– Ненавижу. Счастливчик, бля… Ненавижу! За что мне всё это?! За что?!
– Не кричи, ромашка. Не надо на них кричать.
Он развернулся так круто, что едва не упал.
Анька сидела в самом дальнем углу двора, за выступом стены, будто прячась от чужих взглядов. На ней было голубое ситцевое платьице, покрытое пятнами копоти, давно не чёсанные волосы падали на грязное лицо. А по горелой земле были рассыпаны увядшие трупики общипанных ромашек. И много-много белых лепестков.
– Не кричи, – повторила она. – Не надо. Они не виноваты. Не знают они.
– А… – Ромка понял, что не может выдавить ничего связного, и умолк, потрясённо глядя на неё.
– Мы для них цветы, – сказала Анька. – Цветы. Растения. Неразумные. Но красивые. Нас жалко. И нам нужны удобрения. Есть сорняки, их надо выкорчевать сразу. Есть другие, полезные. Есть красивые, для них надо сделать сады. А ещё есть ромашки.
Ромка неотрывно смотрел на неё. А она смотрела в землю, на мёртвые цветы. Подол её был платья вымазан тёмно-зелёным травяным соком.
– Есть ромашки, – повторила она. – Они особенные. Они приносят удачу. На ромашке можно что-то загадать, на счастье. И отрывать по лепестку. Когда ты отрываешь лепестки – ты же не думаешь, что ромашке больно.

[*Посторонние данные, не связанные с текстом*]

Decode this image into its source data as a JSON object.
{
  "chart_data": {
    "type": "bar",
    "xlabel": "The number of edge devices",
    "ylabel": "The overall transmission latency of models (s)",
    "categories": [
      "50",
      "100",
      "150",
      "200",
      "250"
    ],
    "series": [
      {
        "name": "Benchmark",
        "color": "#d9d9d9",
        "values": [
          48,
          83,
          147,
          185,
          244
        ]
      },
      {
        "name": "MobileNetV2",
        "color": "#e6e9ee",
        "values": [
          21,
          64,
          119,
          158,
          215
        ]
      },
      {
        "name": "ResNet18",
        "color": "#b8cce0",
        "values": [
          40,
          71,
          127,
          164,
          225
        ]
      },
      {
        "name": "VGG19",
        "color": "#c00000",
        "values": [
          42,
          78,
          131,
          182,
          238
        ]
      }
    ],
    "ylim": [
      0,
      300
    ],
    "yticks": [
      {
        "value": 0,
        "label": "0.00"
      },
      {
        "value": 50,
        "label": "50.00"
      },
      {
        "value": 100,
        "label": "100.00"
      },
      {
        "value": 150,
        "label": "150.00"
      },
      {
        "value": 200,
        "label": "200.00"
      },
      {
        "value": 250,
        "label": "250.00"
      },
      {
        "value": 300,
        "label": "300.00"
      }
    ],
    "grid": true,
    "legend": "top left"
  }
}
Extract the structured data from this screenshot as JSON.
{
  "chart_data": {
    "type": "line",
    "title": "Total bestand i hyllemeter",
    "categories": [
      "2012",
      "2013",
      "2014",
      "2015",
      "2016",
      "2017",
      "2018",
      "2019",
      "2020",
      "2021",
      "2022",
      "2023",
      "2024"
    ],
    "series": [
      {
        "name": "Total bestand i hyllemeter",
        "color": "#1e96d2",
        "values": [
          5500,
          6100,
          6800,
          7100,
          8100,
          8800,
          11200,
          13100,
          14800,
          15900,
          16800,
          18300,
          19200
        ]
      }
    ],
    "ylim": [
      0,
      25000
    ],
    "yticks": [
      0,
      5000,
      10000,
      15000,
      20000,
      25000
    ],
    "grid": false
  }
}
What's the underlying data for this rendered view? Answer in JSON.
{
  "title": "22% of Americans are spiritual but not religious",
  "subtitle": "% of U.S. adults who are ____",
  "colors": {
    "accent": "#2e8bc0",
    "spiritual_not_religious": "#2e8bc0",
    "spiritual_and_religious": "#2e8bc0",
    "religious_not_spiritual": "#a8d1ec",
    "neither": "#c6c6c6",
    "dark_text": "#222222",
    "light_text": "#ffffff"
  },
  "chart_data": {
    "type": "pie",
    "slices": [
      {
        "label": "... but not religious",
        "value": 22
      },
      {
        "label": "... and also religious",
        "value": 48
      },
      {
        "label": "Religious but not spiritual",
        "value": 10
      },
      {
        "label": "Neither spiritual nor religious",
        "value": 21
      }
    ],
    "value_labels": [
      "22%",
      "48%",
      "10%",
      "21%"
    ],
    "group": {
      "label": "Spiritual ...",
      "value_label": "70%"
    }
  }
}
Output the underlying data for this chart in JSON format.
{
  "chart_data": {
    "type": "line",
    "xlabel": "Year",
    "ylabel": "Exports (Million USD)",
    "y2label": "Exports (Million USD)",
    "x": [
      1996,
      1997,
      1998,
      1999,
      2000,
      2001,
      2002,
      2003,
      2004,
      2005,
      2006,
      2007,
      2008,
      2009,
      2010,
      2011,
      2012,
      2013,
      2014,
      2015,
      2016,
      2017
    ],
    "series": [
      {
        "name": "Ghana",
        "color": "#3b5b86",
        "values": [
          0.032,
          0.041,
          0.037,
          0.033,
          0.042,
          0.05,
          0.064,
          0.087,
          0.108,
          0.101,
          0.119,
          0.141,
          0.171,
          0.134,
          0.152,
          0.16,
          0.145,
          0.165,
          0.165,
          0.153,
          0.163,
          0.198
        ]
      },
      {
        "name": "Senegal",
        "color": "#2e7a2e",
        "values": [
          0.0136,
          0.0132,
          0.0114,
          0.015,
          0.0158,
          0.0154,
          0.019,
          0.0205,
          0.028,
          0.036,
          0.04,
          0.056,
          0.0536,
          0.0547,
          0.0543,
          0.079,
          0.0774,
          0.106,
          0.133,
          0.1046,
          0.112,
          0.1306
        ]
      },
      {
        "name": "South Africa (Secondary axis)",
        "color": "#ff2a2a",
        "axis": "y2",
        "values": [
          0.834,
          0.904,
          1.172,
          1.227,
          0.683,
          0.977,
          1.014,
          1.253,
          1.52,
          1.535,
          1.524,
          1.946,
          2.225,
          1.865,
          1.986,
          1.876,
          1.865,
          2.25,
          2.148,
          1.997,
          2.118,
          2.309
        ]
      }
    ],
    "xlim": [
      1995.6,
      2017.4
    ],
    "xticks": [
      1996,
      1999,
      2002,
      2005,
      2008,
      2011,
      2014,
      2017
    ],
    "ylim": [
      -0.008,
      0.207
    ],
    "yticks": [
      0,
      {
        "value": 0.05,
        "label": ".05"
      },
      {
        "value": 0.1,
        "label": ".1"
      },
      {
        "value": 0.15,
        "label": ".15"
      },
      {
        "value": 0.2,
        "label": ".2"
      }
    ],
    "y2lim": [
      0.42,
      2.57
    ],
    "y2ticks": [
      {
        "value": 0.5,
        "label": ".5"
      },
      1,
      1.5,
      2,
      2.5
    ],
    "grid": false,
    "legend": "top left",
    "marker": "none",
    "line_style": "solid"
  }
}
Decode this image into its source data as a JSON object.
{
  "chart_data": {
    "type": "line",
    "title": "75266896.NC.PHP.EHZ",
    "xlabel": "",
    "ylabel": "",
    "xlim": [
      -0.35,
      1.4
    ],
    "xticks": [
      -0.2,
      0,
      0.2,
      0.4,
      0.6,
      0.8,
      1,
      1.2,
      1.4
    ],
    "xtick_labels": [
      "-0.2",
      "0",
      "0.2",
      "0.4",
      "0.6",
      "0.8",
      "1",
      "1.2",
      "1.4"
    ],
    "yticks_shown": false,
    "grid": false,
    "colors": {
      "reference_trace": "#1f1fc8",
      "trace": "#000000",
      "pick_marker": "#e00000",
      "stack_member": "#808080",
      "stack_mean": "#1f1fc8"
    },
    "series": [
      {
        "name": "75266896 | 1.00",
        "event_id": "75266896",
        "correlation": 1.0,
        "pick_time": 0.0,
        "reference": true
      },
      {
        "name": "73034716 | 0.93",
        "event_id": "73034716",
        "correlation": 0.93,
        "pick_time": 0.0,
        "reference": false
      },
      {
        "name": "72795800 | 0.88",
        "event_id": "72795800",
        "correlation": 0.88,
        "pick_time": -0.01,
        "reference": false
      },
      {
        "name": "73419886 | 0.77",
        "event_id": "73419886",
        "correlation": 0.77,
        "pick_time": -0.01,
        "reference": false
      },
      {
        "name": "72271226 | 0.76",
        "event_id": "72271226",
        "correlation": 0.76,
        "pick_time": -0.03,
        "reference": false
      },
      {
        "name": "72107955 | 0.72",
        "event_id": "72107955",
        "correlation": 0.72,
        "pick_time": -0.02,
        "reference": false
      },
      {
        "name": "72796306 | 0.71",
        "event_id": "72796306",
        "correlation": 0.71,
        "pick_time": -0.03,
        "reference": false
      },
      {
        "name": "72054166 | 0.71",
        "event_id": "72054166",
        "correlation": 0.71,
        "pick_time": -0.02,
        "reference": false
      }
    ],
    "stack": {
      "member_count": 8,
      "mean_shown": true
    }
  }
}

Ты думаешь только: любит – не любит. Ромашка тебе нужна только для этого.
Она подняла голову и взглянула на Ромку. Глаза у неё были тёмно-серые и абсолютно пустые.
– Мы сорняки, – сказала она. – А ты ромашка.
– Аня, что ты… – дар речи вернулся к Ромке, и силы тоже, но он всё так же стоял в десяти шагах от неё. – Ань, ты ведь… говоришь…
– Говорю, Рома. Я всегда могла. Просто я её всё время слушала. Другую. С самого начала. У них время течёт гораздо медленнее. Та Другая – маленькая девочка и гадает на ромашке. Она гадает, а я слушаю. Это было так… ну, у меня сил не оставалось. Ни на что больше. Даже тебя предупредить. Хотя о чём тут предупреждать?
– А… теперь?
– А теперь она замолчала. Я ей сказала, что не могу больше. Что она должна перестать. Что ромашке очень больно, когда ей обрывают лепестки. Она так испугалась… И перестала со мной разговаривать. Она ничего не понимает, Ром. Она… такая маленькая ещё.
Анька вдруг уставилась на свои руки, будто впервые их увидела. Прерывисто вздохнула и умоляюще протянула к Ромке грязные ладони.
– Ром, я столько этих ромашек оборвала, – жалобно сказала она. – Ты мне их носил и носил, а я… столько их оборвала! Что же я наделала, Рома? Что я наделала?
Он медленно подошёл к ней. Опустился на колени. Сухие губы Аньки дрожали, и немытые космы волос, и ресницы – дрожало всё. Ромке захотелось обнять её, прижать к себе, крепко, яростно. Ты же мой последний лепесток, подумал он, ты осталась последняя, и если эта глупенькая, испуганная Другая тебя оторвёт, я останусь таким маленьким и убогим… Но пока что ты есть. Пока что ты есть. Ты, последний лепесток…
И та девочка, племя которой выкорчёвывает человечество – она уже знает ответ на свой вопрос.
И мы знаем тоже, да?
– Не страшно, Ань, – сказал Ромка. – Это ничего. Ничего… Смотри.
Он поднял вялый общипанный стебелёк, с третьей попытки подцепил ногтем лепесток с обугленной земли. Приставил почерневшее основание лепестка к желтой сердцевине ромашки, аккуратно вставил между свалявшимися тычинками и чашечкой.
Убрал пальцы.
Анька подалась вперёд всем телом, упёрла руки в колени. Её дыхание было шумным и частым, и надрывным, будто она хотела что-то сказать и не могла.
И они сидели вот так вдвоем посреди сожженного мира, смотрели на одинокий лепесток, и верили, правда верили, что он не упадёт.